Song from the 2015 musical Hamilton

"Right Hand Man" is the eighth song from Act 1 of the musical Hamilton, based on the life of Alexander Hamilton, which premiered on Broadway in 2015. Lin-Manuel Miranda wrote both the music and lyrics to the song. The song introduces then-General George Washington to the musical, and culminates with Hamilton becoming his eponymous "right-hand man".

==Synopsis==
At the very beginning of the American Revolutionary War, Alexander Hamilton reiterates his desire (as laid out in "My Shot") to fight in a war in order to rise up from his poor childhood. Aiming to be promoted to a position of command in the Continental Army, Hamilton hopes to get the attention of General George Washington, who had been appointed commander-in-chief at the Second Continental Congress. Aaron Burr then introduces Washington, who discusses his frustration with his forces in the fight for control of New York City. Hamilton attempts to reverse the tide of the battle by capturing British cannons that were attacking his unit in the Battery. These actions bring Hamilton to the attention of Washington, who decides to recruit an aide-de-camp after retreating from Brooklyn. Burr applies for this role, but is dismissed in favor of Hamilton, who reluctantly accepts the eponymous role at the song's conclusion.

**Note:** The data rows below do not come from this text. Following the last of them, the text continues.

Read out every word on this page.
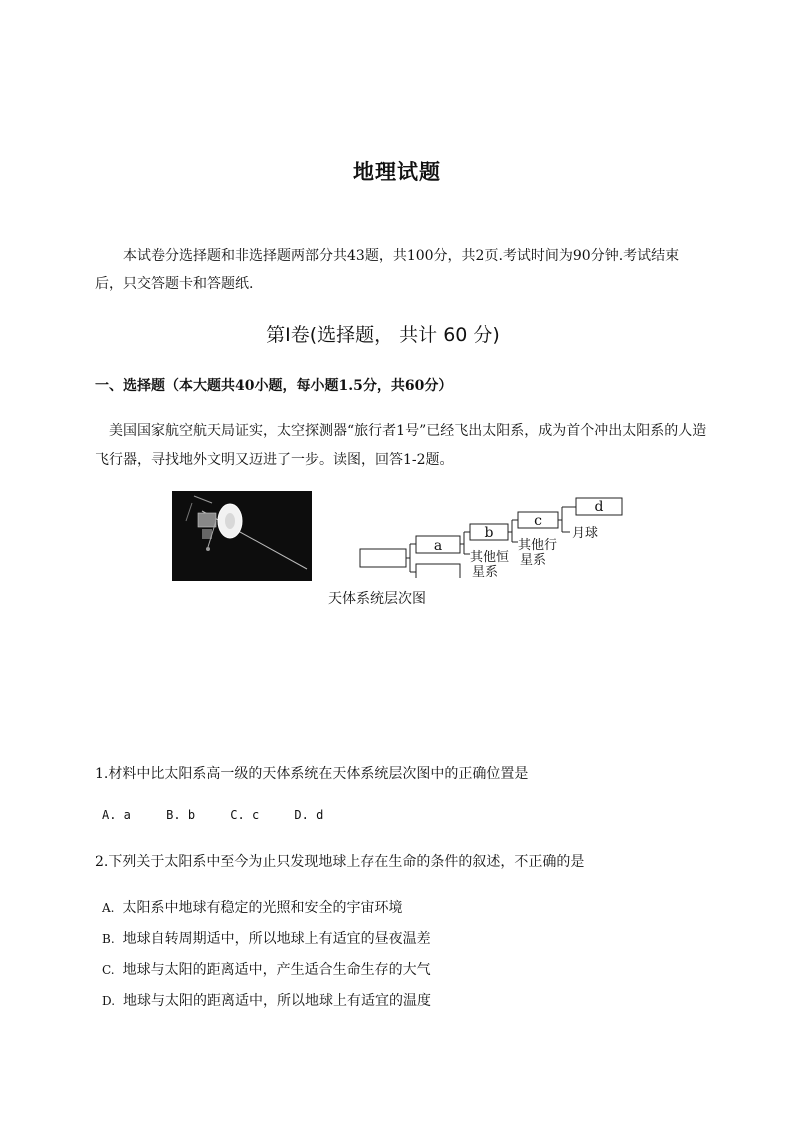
地理试题
本试卷分选择题和非选择题两部分共43题，共100分，共2页.考试时间为90分钟.考试结束后，只交答题卡和答题纸.
第Ⅰ卷(选择题， 共计 60 分)
一、选择题（本大题共40小题，每小题1.5分，共60分）
美国国家航空航天局证实，太空探测器“旅行者1号”已经飞出太阳系，成为首个冲出太阳系的人造飞行器，寻找地外文明又迈进了一步。读图，回答1-2题。
a
b
c
d
其他恒
星系
其他行
星系
月球
天体系统层次图
1.材料中比太阳系高一级的天体系统在天体系统层次图中的正确位置是
A. a	B. b	C. c	D. d
2.下列关于太阳系中至今为止只发现地球上存在生命的条件的叙述，不正确的是
A. 太阳系中地球有稳定的光照和安全的宇宙环境
B. 地球自转周期适中，所以地球上有适宜的昼夜温差
C. 地球与太阳的距离适中，产生适合生命生存的大气
D. 地球与太阳的距离适中，所以地球上有适宜的温度
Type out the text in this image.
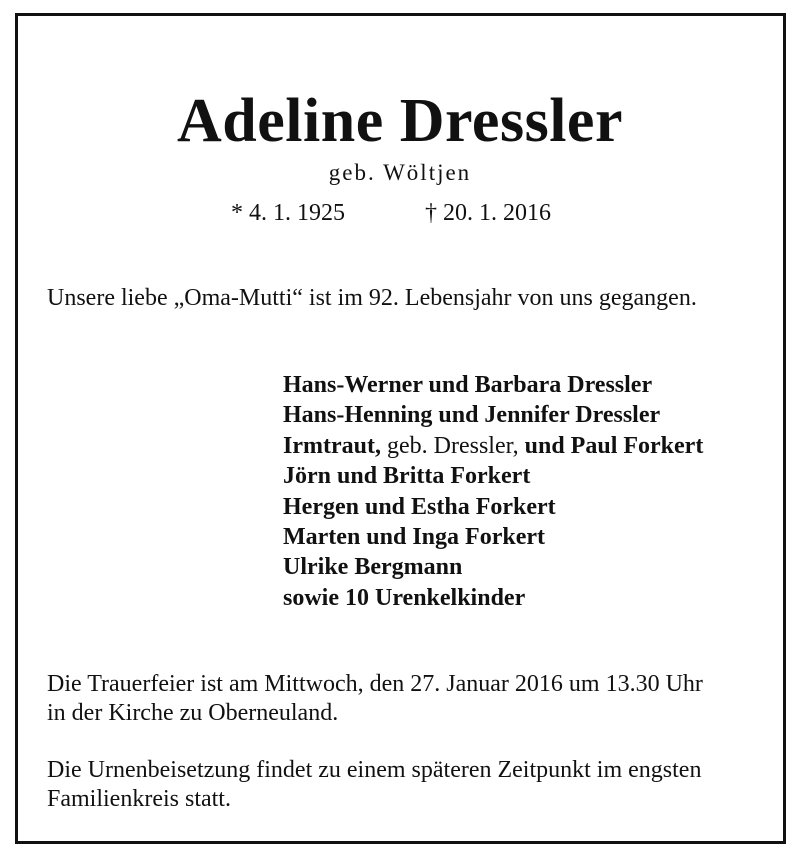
Adeline Dressler
geb. Wöltjen
* 4. 1. 1925	† 20. 1. 2016
Unsere liebe „Oma-Mutti“ ist im 92. Lebensjahr von uns gegangen.
Hans-Werner und Barbara Dressler
Hans-Henning und Jennifer Dressler
Irmtraut, geb. Dressler, und Paul Forkert
Jörn und Britta Forkert
Hergen und Estha Forkert
Marten und Inga Forkert
Ulrike Bergmann
sowie 10 Urenkelkinder
Die Trauerfeier ist am Mittwoch, den 27. Januar 2016 um 13.30 Uhr
in der Kirche zu Oberneuland.
Die Urnenbeisetzung findet zu einem späteren Zeitpunkt im engsten
Familienkreis statt.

The song contains the lyric, "Now I'm the model of a modern major general", which is adapted from the Major-General's Song from The Pirates of Penzance by Gilbert and Sullivan. The credits of the 2020 film adaptation of Hamilton acknowledge this as the source of the lyric.

==Analysis==
The song serves to introduce George Washington, a role originated on Broadway by Christopher Jackson.

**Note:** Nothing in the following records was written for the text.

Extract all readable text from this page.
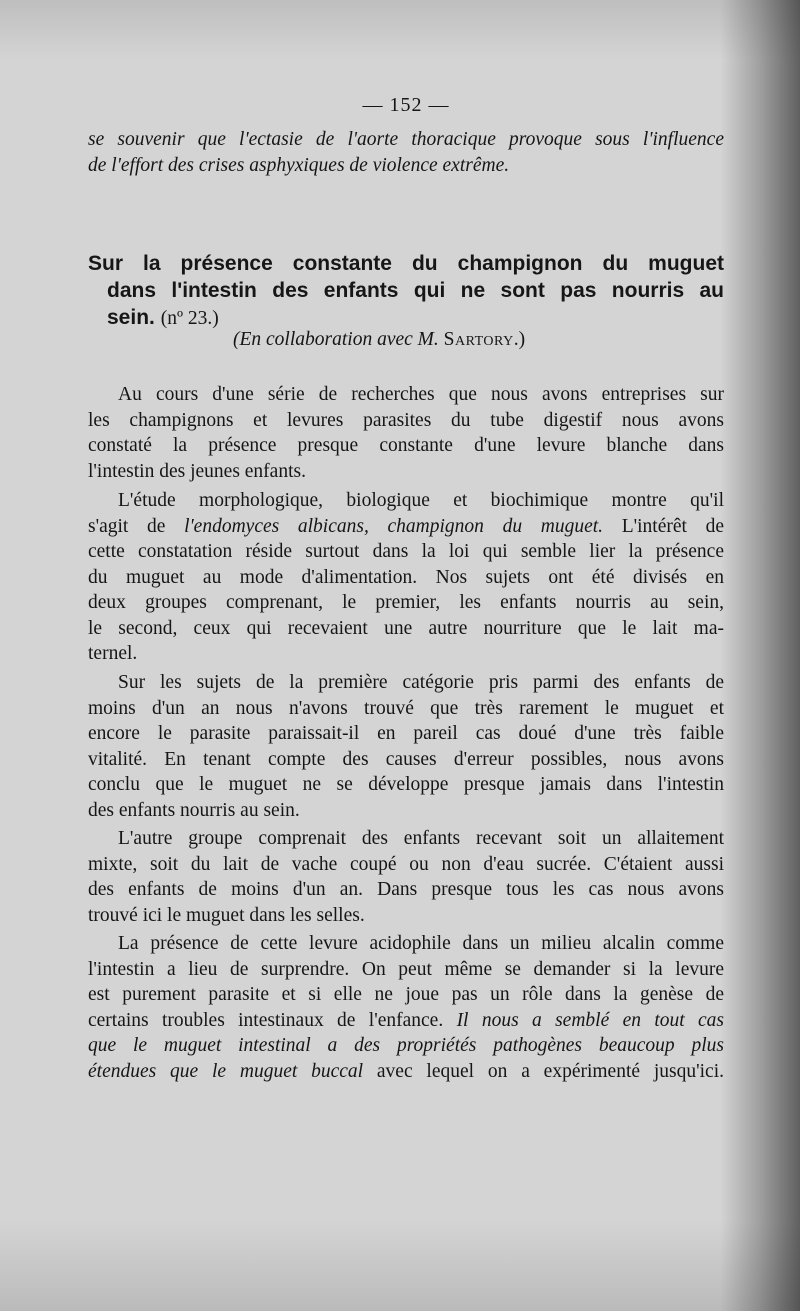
— 152 —
se souvenir que l'ectasie de l'aorte thoracique provoque sous l'influence
de l'effort des crises asphyxiques de violence extrême.
Sur la présence constante du champignon du muguet
dans l'intestin des enfants qui ne sont pas nourris au
sein. (nº 23.)
(En collaboration avec M. Sartory.)
Au cours d'une série de recherches que nous avons entreprises sur
les champignons et levures parasites du tube digestif nous avons
constaté la présence presque constante d'une levure blanche dans
l'intestin des jeunes enfants.
L'étude morphologique, biologique et biochimique montre qu'il
s'agit de l'endomyces albicans, champignon du muguet. L'intérêt de
cette constatation réside surtout dans la loi qui semble lier la présence
du muguet au mode d'alimentation. Nos sujets ont été divisés en
deux groupes comprenant, le premier, les enfants nourris au sein,
le second, ceux qui recevaient une autre nourriture que le lait ma-
ternel.
Sur les sujets de la première catégorie pris parmi des enfants de
moins d'un an nous n'avons trouvé que très rarement le muguet et
encore le parasite paraissait-il en pareil cas doué d'une très faible
vitalité. En tenant compte des causes d'erreur possibles, nous avons
conclu que le muguet ne se développe presque jamais dans l'intestin
des enfants nourris au sein.
L'autre groupe comprenait des enfants recevant soit un allaitement
mixte, soit du lait de vache coupé ou non d'eau sucrée. C'étaient aussi
des enfants de moins d'un an. Dans presque tous les cas nous avons
trouvé ici le muguet dans les selles.
La présence de cette levure acidophile dans un milieu alcalin comme
l'intestin a lieu de surprendre. On peut même se demander si la levure
est purement parasite et si elle ne joue pas un rôle dans la genèse de
certains troubles intestinaux de l'enfance. Il nous a semblé en tout cas
que le muguet intestinal a des propriétés pathogènes beaucoup plus
étendues que le muguet buccal avec lequel on a expérimenté jusqu'ici.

Elizabeth Logan, writing for Huffington Post, considered the song to incorporate recurring motifs from the musical, such as "throwing away my shot" - a reference to My Shot. It further sows seeds of discord between Hamilton and Burr due to jealousy, and this becomes important in Act 2 of the musical, where the two duel in Weehawken, New Jersey.

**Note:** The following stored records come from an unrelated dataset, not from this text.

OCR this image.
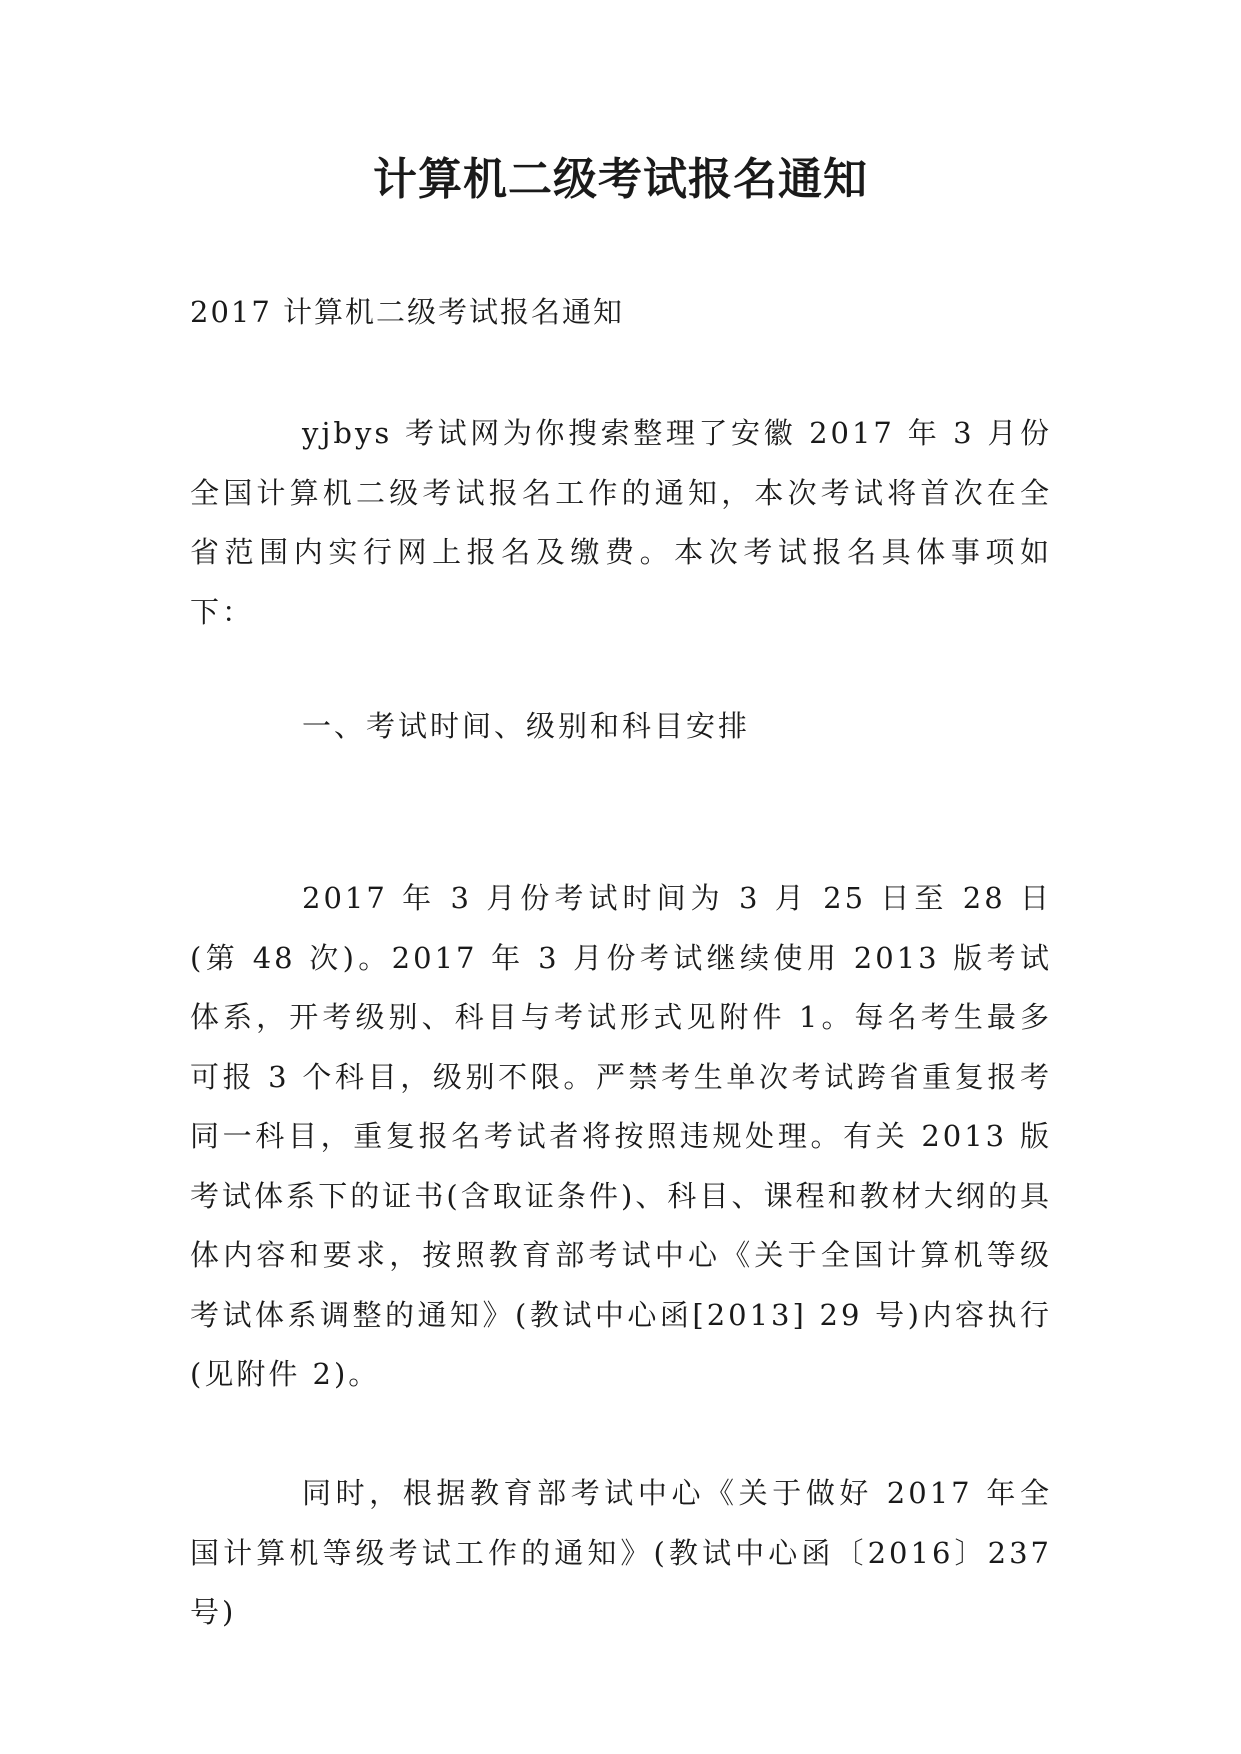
计算机二级考试报名通知
2017 计算机二级考试报名通知

yjbys 考试网为你搜索整理了安徽 2017 年 3 月份全国计算机二级考试报名工作的通知，本次考试将首次在全省范围内实行网上报名及缴费。本次考试报名具体事项如下：

一、考试时间、级别和科目安排

2017 年 3 月份考试时间为 3 月 25 日至 28 日(第 48 次)。2017 年 3 月份考试继续使用 2013 版考试体系，开考级别、科目与考试形式见附件 1。每名考生最多可报 3 个科目，级别不限。严禁考生单次考试跨省重复报考同一科目，重复报名考试者将按照违规处理。有关 2013 版考试体系下的证书(含取证条件)、科目、课程和教材大纲的具体内容和要求，按照教育部考试中心《关于全国计算机等级考试体系调整的通知》(教试中心函[2013] 29 号)内容执行(见附件 2)。

同时，根据教育部考试中心《关于做好 2017 年全国计算机等级考试工作的通知》(教试中心函〔2016〕237 号)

The song receives a reprise later in the musical, when Washington asks Hamilton to assume the role of Secretary of the Treasury in the Cabinet of the United States.

==Critical reception==
BuzzFeed ranked the song as the 22nd best in the musical, while The Young Folks had it ranked 19th.

Vibe.com said that it marked a return to the initial "1990's feel" of the musical.

==Certifications==

| Region | Certification | Certified units/sales |
| United Kingdom (BPI) | Silver | 200,000^{‡} |
| United States (RIAA) | Gold | 500,000^{‡} |
^{‡} Sales+streaming figures based on certification alone.